L’étude comporte deux axes spécifiques :
– en quoi l’absence de langue commune complexifie le parcours de soins des femmes allophones ?
– quelle place prend la langue dans les Violences Obstétricales et Gynécologiques (VOG) ?

Le volet action

Par ailleurs, nous souhaitons améliorer l’accès à cinq outils de communication :
TraLELHo
TraducMed
Medipicto AP-HP
Médiglotte
Imagier Santé des femmes

Les constats préalables de la recherche

Les constats

Un angle mort dans Inégalités Sociales de Santé

Inégalités sociales de Santé

En France, “la proportion de soins sous-optimaux est plus grande parmi les femmes étrangères (78%) que parmi les Françaises (57%), différence encore plus marquée pour les femmes nées en Afrique subsaharienne (95%) » (Santé Publique France). Ainsi, les Inégalités Sociales de Santé (ISS) ne concernent pas uniquement l’accès aux soins mais perdurent dans la prise en charge et le suivi de ces soins, qui est différenciée et discriminante.

Les femmes exilées sont l’un des groupes sociaux les plus concernés par les ISS. Parce qu’elles sont femmes, souvent précaires et ne connaissent pas ou peu la langue et les codes français, l’accès à des soins de qualité leur est particulièrement difficile. En effet, pour ces femmes, chaque étape de l’accès aux soins représente un obstacle pouvant porter préjudice à leur santé.

Pourtant, si les difficultés d’accès aux soins pour les femmes et pour les exilées sont documentées par la recherche depuis plusieurs décennies, les difficultés d’accès aux soins des femmes exilées le sont moins. Or, la combinaison des facteurs de genre et de parcours migratoire est déterminante dans l’amplification des ISS : parce que les femmes souffrent de pathologies spécifiques et parce qu’en raison de leurs parcours migratoires elles subissent davantage de discriminations au sein de la société française (Kachoukh 2014) et dans le milieu médical (Cognet 2018 ; Dergham et Charles 2020)

Un axe dédié aux Violences Obstétricales et Gynécologiques

Les VOG

De manière complémentaire, nous souhaitons enquêter spécifiquement sur les ISS dans le domaine obstétrical et gynécologique, afin de produire des dispositifs et des outils qui permettent de réduire l’impact de la ségrégation et des discriminations sociales sur la santé. Les femmes étrangères sont à l’origine de presque un quart des naissances sur le territoire français (Insee 2018), mais leur suivi prénatal, postnatal et lors l’accouchement est souvent inadéquat.

En particulier, les femmes originaires de certains pays d’Afrique subsaharienne, d’Asie du Sud-Est et d’Amérique du Sud ont une mortalité 2,8 fois plus élevée que celle des femmes nées en France (ENCMM 2021).

Une des causes la plus évidente des Violences Obstétricales et Gynécologiques (VOG) envers des femmes étrangères reste la différence linguistique. La communication verbale est très importante dans la prise en charge médicale : la non-maîtrise ou le non-partage d’une lingua franca peut en effet mener à des soins inappropriés ou de moindre qualité et à une discrimination du patient. En particulier, il s’avère très difficile de recueillir un consentement libre et éclairé, explicite et constant, quand la patiente est allophone.
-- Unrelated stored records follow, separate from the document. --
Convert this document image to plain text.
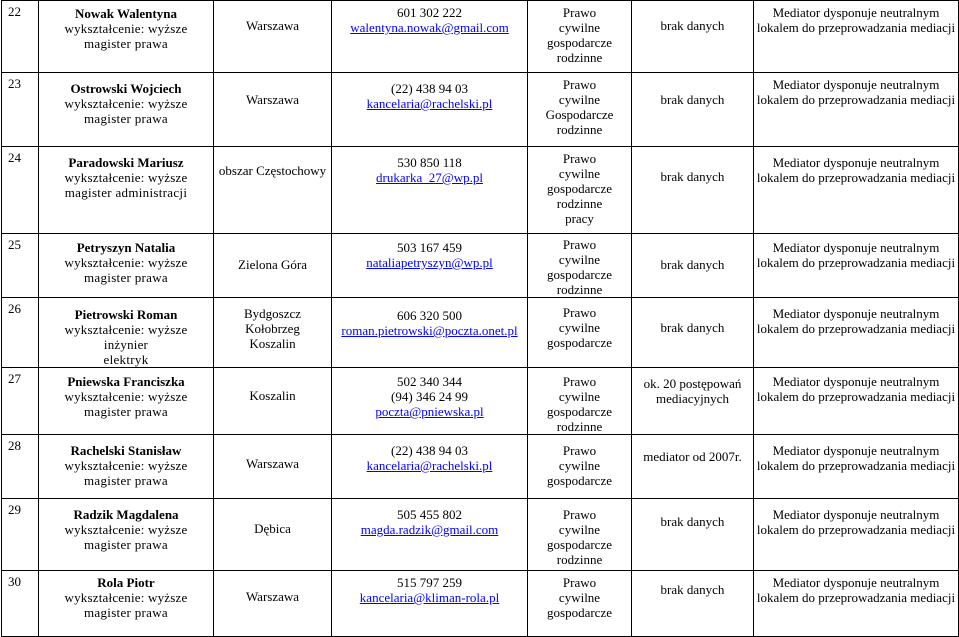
22	Nowak Walentyna
wykształcenie: wyższe
magister prawa	Warszawa	601 302 222
walentyna.nowak@gmail.com	Prawo
cywilne
gospodarcze
rodzinne	brak danych	Mediator dysponuje neutralnym lokalem do przeprowadzania mediacji
23	Ostrowski Wojciech
wykształcenie: wyższe
magister prawa	Warszawa	(22) 438 94 03
kancelaria@rachelski.pl	Prawo
cywilne
Gospodarcze
rodzinne	brak danych	Mediator dysponuje neutralnym lokalem do przeprowadzania mediacji
24	Paradowski Mariusz
wykształcenie: wyższe
magister administracji	obszar Częstochowy	530 850 118
drukarka_27@wp.pl	Prawo
cywilne
gospodarcze
rodzinne
pracy	brak danych	Mediator dysponuje neutralnym lokalem do przeprowadzania mediacji
25	Petryszyn Natalia
wykształcenie: wyższe
magister prawa	Zielona Góra	503 167 459
nataliapetryszyn@wp.pl	Prawo
cywilne
gospodarcze
rodzinne	brak danych	Mediator dysponuje neutralnym lokalem do przeprowadzania mediacji
26	Pietrowski Roman
wykształcenie: wyższe inżynier
elektryk	Bydgoszcz
Kołobrzeg
Koszalin	606 320 500
roman.pietrowski@poczta.onet.pl	Prawo
cywilne
gospodarcze	brak danych	Mediator dysponuje neutralnym lokalem do przeprowadzania mediacji
27	Pniewska Franciszka
wykształcenie: wyższe
magister prawa	Koszalin	502 340 344
(94) 346 24 99
poczta@pniewska.pl	Prawo
cywilne
gospodarcze
rodzinne	ok. 20 postępowań
mediacyjnych	Mediator dysponuje neutralnym lokalem do przeprowadzania mediacji
28	Rachelski Stanisław
wykształcenie: wyższe
magister prawa	Warszawa	(22) 438 94 03
kancelaria@rachelski.pl	Prawo
cywilne
gospodarcze	mediator od 2007r.	Mediator dysponuje neutralnym lokalem do przeprowadzania mediacji
29	Radzik Magdalena
wykształcenie: wyższe
magister prawa	Dębica	505 455 802
magda.radzik@gmail.com	Prawo
cywilne
gospodarcze
rodzinne	brak danych	Mediator dysponuje neutralnym lokalem do przeprowadzania mediacji
30	Rola Piotr
wykształcenie: wyższe
magister prawa	Warszawa	515 797 259
kancelaria@kliman-rola.pl	Prawo
cywilne
gospodarcze	brak danych	Mediator dysponuje neutralnym lokalem do przeprowadzania mediacji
En effet, l’incompréhension linguistique ne permet pas à la patiente de participer à la définition de sa propre problématique médicale ou de son parcours de soin et d’être l’actrice de sa prise en charge (Bouznah et de Pury, 2009). Ainsi, la problématique linguistique souligne la dissymétrie de pouvoir présente dans la relation de soin, ce qui porte à la discrimination de la patiente.